Sociedade pautada pela redução da maioridade

A criminalidade entre os jovens tem sido um tema, atualmente, discutido pela sociedade. Em tramitação na Câmara dos Deputados, a redução da maioridade penal divide a opinião dos parlamentares, de setores sociais, trabalhadores ligados à Segurança Pública e toda população.

Apoiada pelo presidente da Câmara, o deputado federal Eduardo Cunha, e rejeitada pela presidente, Dilma Rousseff, a Proposta de Emenda à Constituição (PEC) 17/193 gera polêmica e durante as votações na Câmara ocorreram episódios de desentendimento entre os políticos que estavam presente ou entre parlamentares e manifestantes, que afirmam não aceitar a redução.

Recentemente, a Sociedade Brasileira de Pediatria se posicionou contra a proposta. O Fundo das Nações Unidas para a Infância (Unicef); a Confederação Nacional de Bispos do Brasil (CNBB) e a Organização das Nações Unidas (ONU) também emitiram nota, afirmando não apoiar o tema.

Em Goiás, o assunto também gera discussões e a população se mostra dividida. Alguns defendem a redução e outros rejeitam. Profissionais que lidam com a criminalidade apresentam posicionamentos e argumentações sobre o tema de perspectivas diferentes.

A Favor:

O delegado Eduardo Prado, atualmente titular da Delegacia de Combate ao Crime Contra o Consumidor (Decon), diz ser favorável à redução, mas aponta algumas condições que afirma acreditar serem necessárias para que a proposta seja efetivada .

Atuando na profissão há 11 anos, ele assumiu, aos 23 anos, uma delegacia no interior do estado quando controlava ocorrências em 16 cidades do nordeste goiano. O delegado foi titular do 22° DP, no Jardim Curitiba, em Goiânia, e adjunto na Delegacia de Estadual de Repressão a Narcóticos (Denarc).

Segundo Prado, ele já presenciou diversas ocorrências em que adolescentes estão envolvidos ou são principais suspeitos. O delegado afirma que durante o tempo de atuação na Denarc era recorrente investigações que apontavam o envolvimento dos jovens com o tráfico de entorpecentes.

Prado argumenta que considera a proposta como uma forma de não permitir que os jovens permaneçam sem punição pelos crimes. "Pessoas contra a PEC dizem que a medida não reduzirá a criminalidade, mas o objetivo dela é combater a impunidade", ressalta.

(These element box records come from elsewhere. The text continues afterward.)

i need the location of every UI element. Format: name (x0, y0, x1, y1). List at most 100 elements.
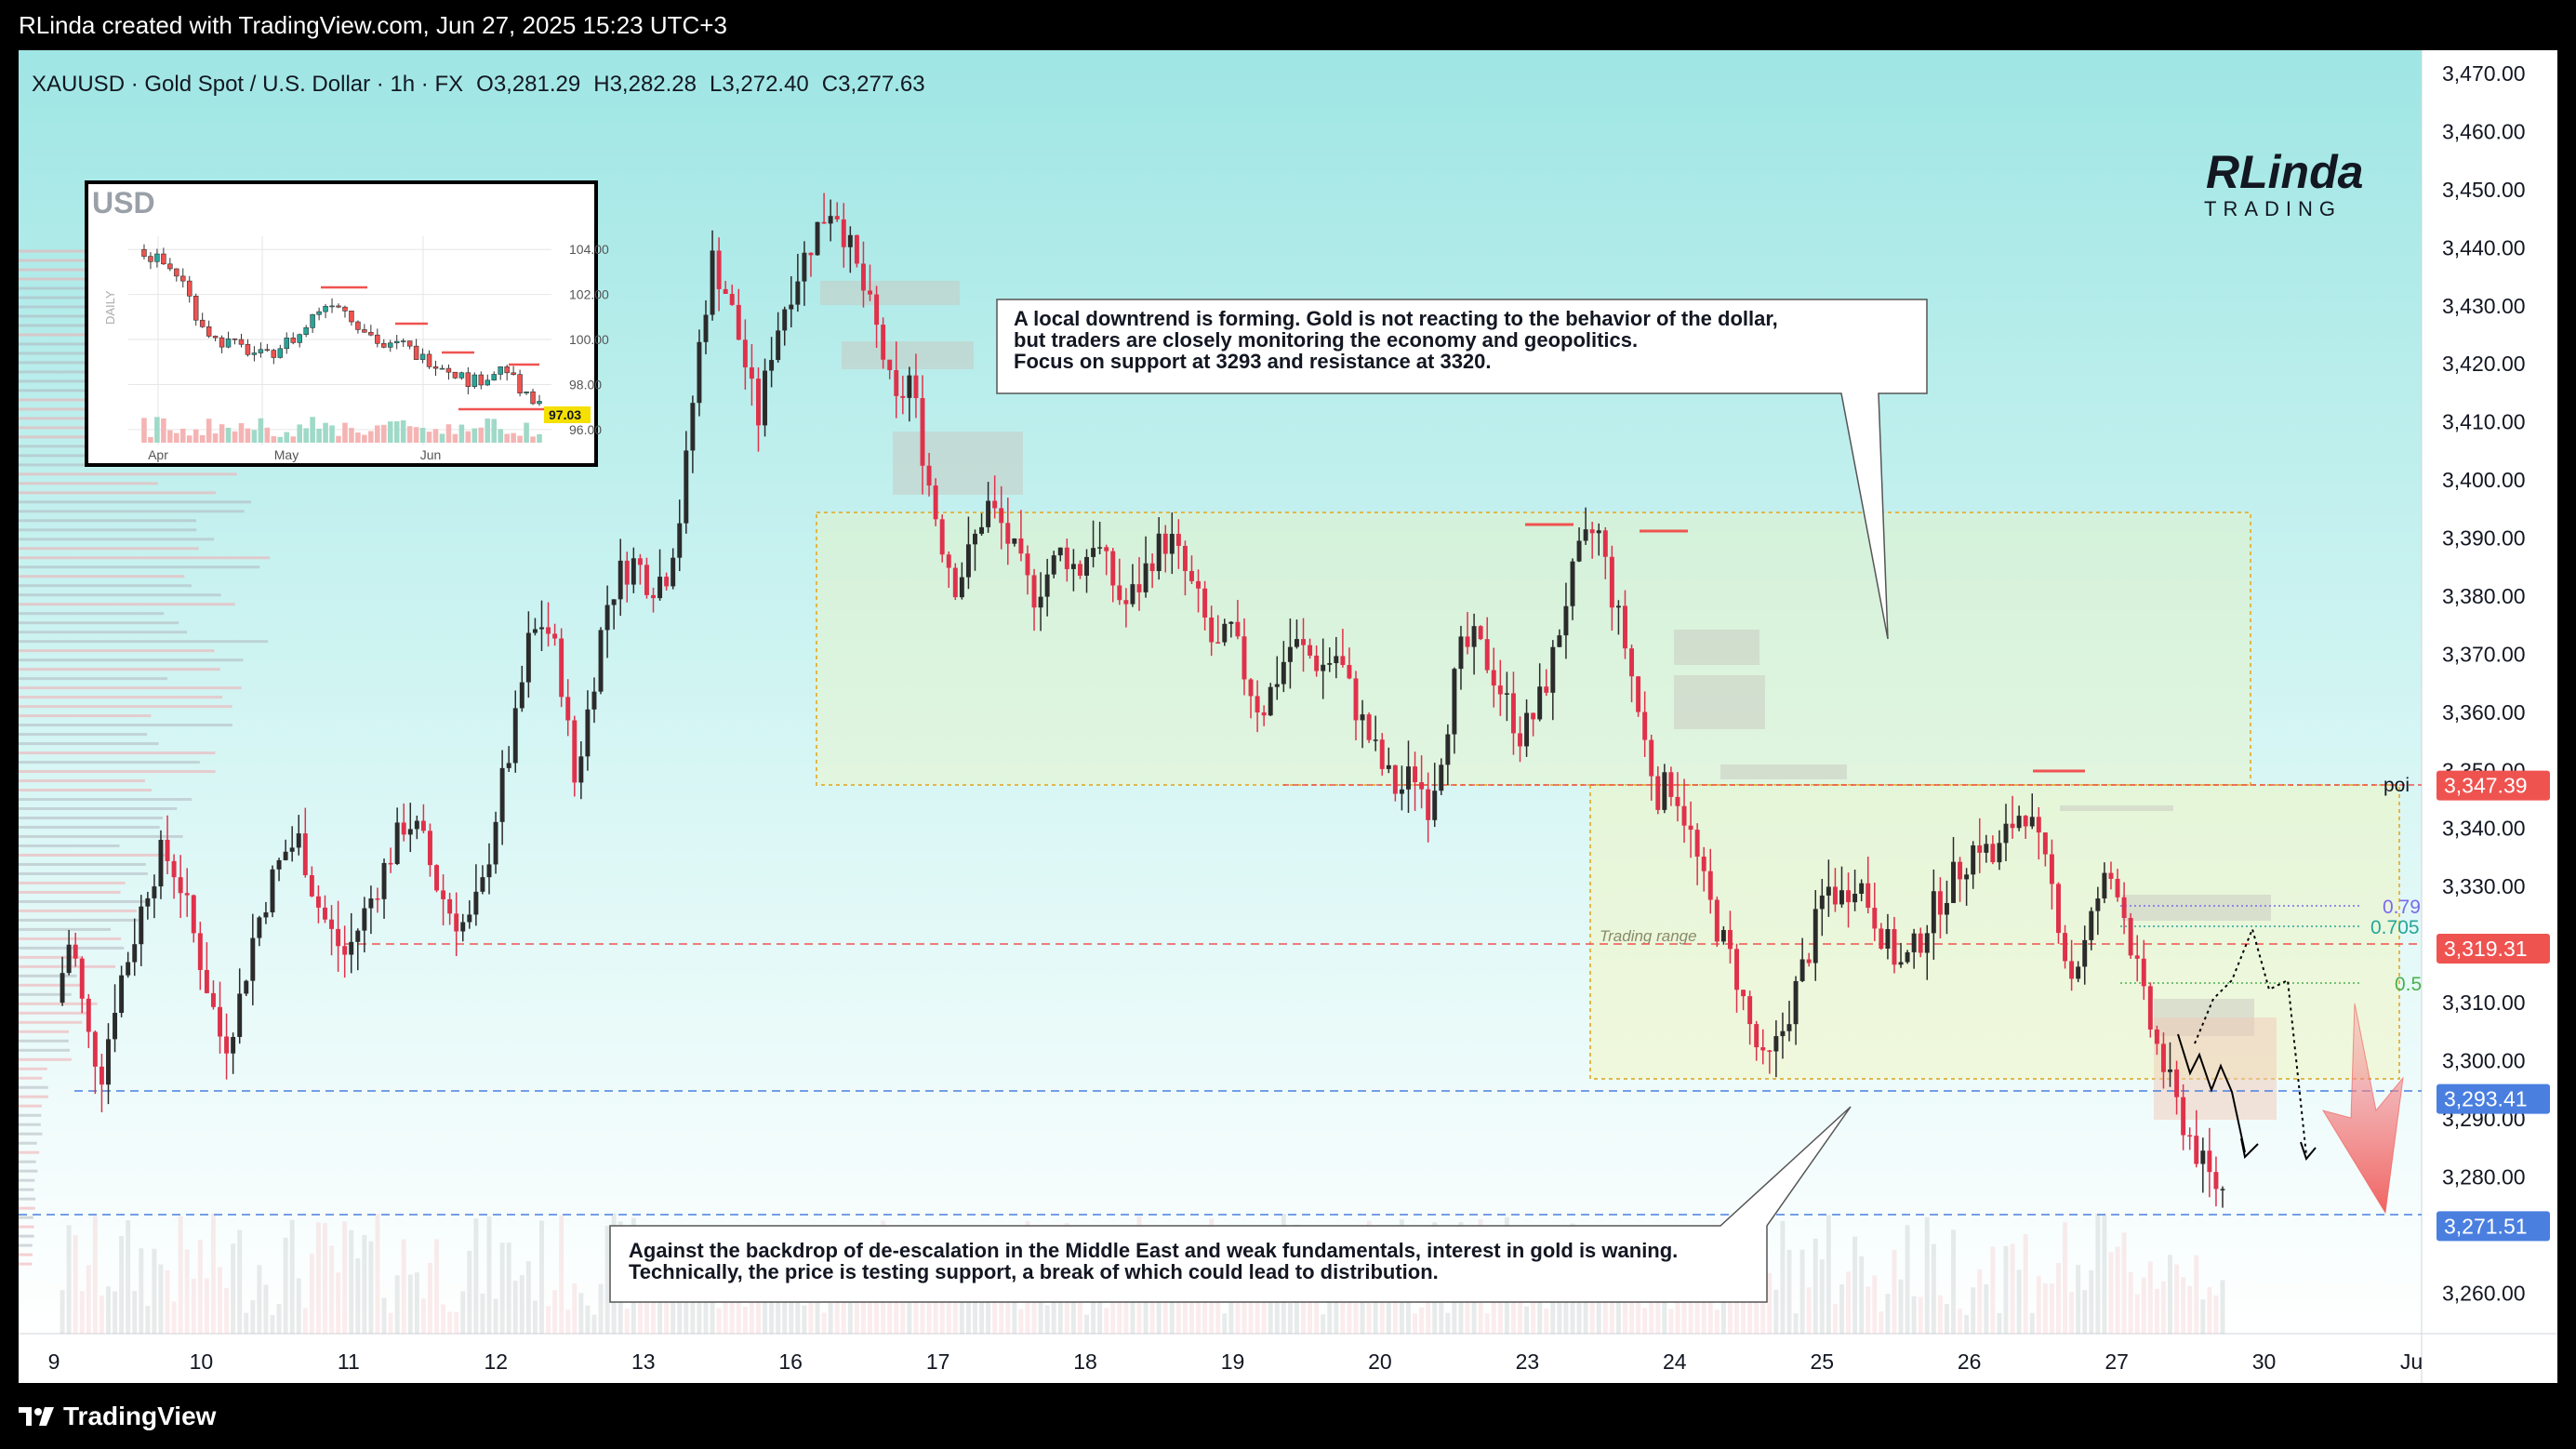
volume-bar (1077, 1296, 1082, 1334)
volume-bar (447, 1311, 453, 1334)
candle-body (769, 360, 775, 371)
candle-body (598, 630, 604, 692)
volume-bar (1287, 1303, 1293, 1334)
volume-bar (1222, 1313, 1228, 1334)
candle-body (394, 822, 400, 864)
volume-bar (1832, 1303, 1838, 1334)
volume-bar (920, 1303, 925, 1334)
candle-body (210, 992, 216, 1007)
candle-body (506, 763, 511, 768)
volume-profile-bar (19, 798, 193, 802)
candle-body (119, 975, 125, 1014)
candle-body (1786, 1024, 1792, 1031)
usd-inset-chart[interactable]: USD DAILY 104.00 102.00 100.00 98.00 96.00 A… (85, 180, 609, 467)
volume-bar (302, 1308, 308, 1334)
volume-bar (1688, 1289, 1693, 1334)
volume-profile-bar (19, 1178, 35, 1182)
candle-body (1274, 684, 1280, 687)
volume-bar (210, 1214, 216, 1334)
volume-profile-bar (19, 1039, 69, 1043)
inset-volume-bar (161, 418, 166, 443)
close-label: C (822, 72, 838, 97)
bearish-arrow (2321, 1003, 2404, 1215)
open-label: O (476, 72, 494, 97)
volume-bar (1327, 1299, 1333, 1334)
volume-profile-bar (19, 1234, 34, 1238)
candle-body (355, 930, 361, 942)
volume-bar (2102, 1214, 2107, 1334)
symbol-legend[interactable]: XAUUSD · Gold Spot / U.S. Dollar · 1h · … (32, 72, 925, 97)
candle-body (559, 638, 564, 698)
price-axis-panel (2422, 50, 2557, 1383)
candle-body (1589, 529, 1595, 534)
volume-bar (2108, 1252, 2114, 1334)
inset-volume-bar (271, 436, 277, 443)
volume-bar (1419, 1307, 1425, 1334)
volume-bar (1353, 1303, 1359, 1334)
volume-profile-bar (19, 565, 260, 569)
price-tag-label: 3,293.41 (2444, 1087, 2528, 1111)
candle-body (1340, 656, 1346, 665)
volume-bar (355, 1257, 361, 1334)
candle-body (407, 829, 413, 835)
candle-body (2036, 817, 2041, 833)
candle-body (99, 1066, 104, 1085)
inset-side-label: DAILY (103, 290, 117, 325)
volume-bar (66, 1225, 72, 1334)
chart-frame[interactable]: Trading range poi 0.79 0.705 0.5 (19, 50, 2557, 1383)
volume-bar (525, 1261, 531, 1334)
candle-body (420, 820, 426, 831)
volume-profile-bar (19, 1197, 36, 1201)
candle-body (585, 709, 591, 757)
candle-body (1898, 962, 1904, 965)
candle-body (952, 567, 958, 598)
price-tick-label: 3,430.00 (2442, 294, 2526, 318)
symbol-name: XAUUSD · Gold Spot / U.S. Dollar · 1h · … (32, 72, 463, 97)
candle-body (1767, 1050, 1773, 1052)
candle-body (1958, 861, 1963, 880)
inset-volume-bar (141, 418, 147, 443)
tradingview-logo[interactable]: TradingView (19, 1396, 216, 1437)
volume-bar (204, 1278, 209, 1334)
volume-profile-bar (19, 1067, 47, 1070)
candle-body (1222, 623, 1228, 643)
volume-bar (742, 1306, 748, 1334)
candle-body (1301, 639, 1306, 645)
volume-bar (1806, 1287, 1812, 1334)
inset-volume-bar (537, 433, 542, 443)
low-label: L (710, 72, 722, 97)
candle-body (1432, 791, 1438, 820)
inset-volume-bar (349, 428, 354, 443)
inset-date-label: Apr (148, 447, 168, 462)
candle-body (1629, 648, 1635, 677)
main-chart[interactable]: Trading range poi 0.79 0.705 0.5 (19, 50, 2557, 1383)
volume-bar (585, 1305, 591, 1334)
volume-bar (158, 1264, 164, 1334)
candle-body (1892, 928, 1897, 965)
candle-body (2220, 1189, 2225, 1190)
inset-volume-bar (524, 422, 529, 443)
candle-body (1104, 547, 1109, 552)
volume-bar (2003, 1245, 2009, 1334)
inset-volume-bar (517, 435, 523, 443)
volume-bar (119, 1235, 125, 1334)
candle-body (1852, 893, 1858, 903)
volume-bar (486, 1216, 492, 1334)
price-axis[interactable]: 3,470.00 3,460.00 3,450.00 3,440.00 3,430.00… (2442, 61, 2526, 1305)
candle-body (499, 767, 505, 822)
candle-body (257, 917, 262, 938)
volume-bar (434, 1239, 439, 1334)
order-blocks (820, 281, 2277, 1120)
candle-body (959, 577, 964, 598)
candle-body (1248, 679, 1254, 697)
inset-candle-body (323, 305, 328, 312)
time-axis[interactable]: 9 10 11 12 13 16 17 18 19 20 23 24 25 26 27 30 Ju (48, 1349, 2423, 1374)
volume-bar (1977, 1269, 1983, 1334)
volume-bar (578, 1293, 584, 1334)
volume-bar (946, 1296, 951, 1334)
candle-body (1504, 693, 1509, 695)
candle-body (973, 533, 977, 545)
volume-bar (237, 1230, 243, 1334)
volume-profile-bar (19, 1206, 35, 1210)
volume-bar (782, 1290, 788, 1334)
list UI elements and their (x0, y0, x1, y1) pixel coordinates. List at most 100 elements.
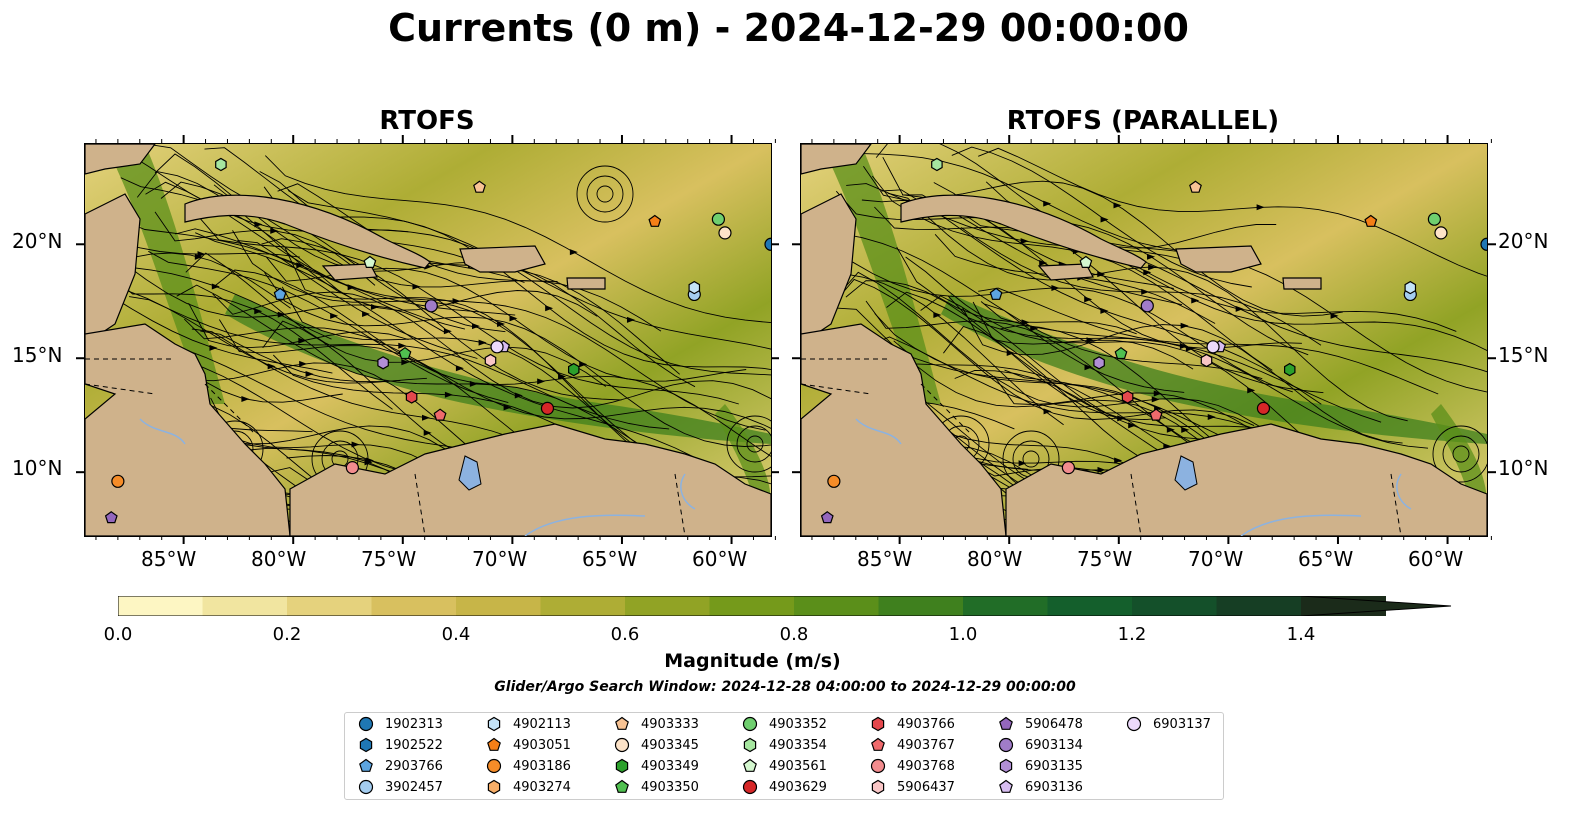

O delegado cita como exemplo para sua afirmação o sentimento das vítimas da população hoje considerada menor. "Imagina o sofrimento das pessoas que tiveram um parente vítima de homicídio que foi cometido por um adolescente. Além da dor motivada pela perda, provavelmente, elas podem sentir a sensação de que o autor permanecerá impune", pontua.

Ainda segundo ele, a forma atual de medidas contra jovens infratores funciona como um modo atrativo para que o adolescente seja aliciado por grandes criminosos. "A certeza da impunidade garante que esse menor não tenha receio de entrar para a criminalidade", enfatiza.

Prado também diz considerar que jovens infratores conseguem discernir entre aquilo que é crime e o que não é. "Quando um adolescente de 16 anos mata a própria mãe ou pratica latrocínio, é lógico que ele tem consciência do que está fazendo", explica. O delegado cita o caso que ocorreu recentemente no Piauí. "Os jovens são suspeitos de estuprar e matar, ainda dizem que são bandidos e querem continuar sendo", pontua.

O titular da Decon ressalta que atualmente o sistema penitenciário passa por uma crise com vários fatores agravantes e questiona que mesmo com as falhas é necessário trabalhar com objetivo de não permitir que autores continuem sem punições. "Hoje, o Estado perdeu o controle do sistema prisional. Não há qualquer tipo de ressocialização, nem os adolescentes ou os maiores são punidos, mas um erro não deve justificar o outro. Não é justo usar como argumento um sistema que não funciona hoje no País para deixar a impunidade prevalecer", explica.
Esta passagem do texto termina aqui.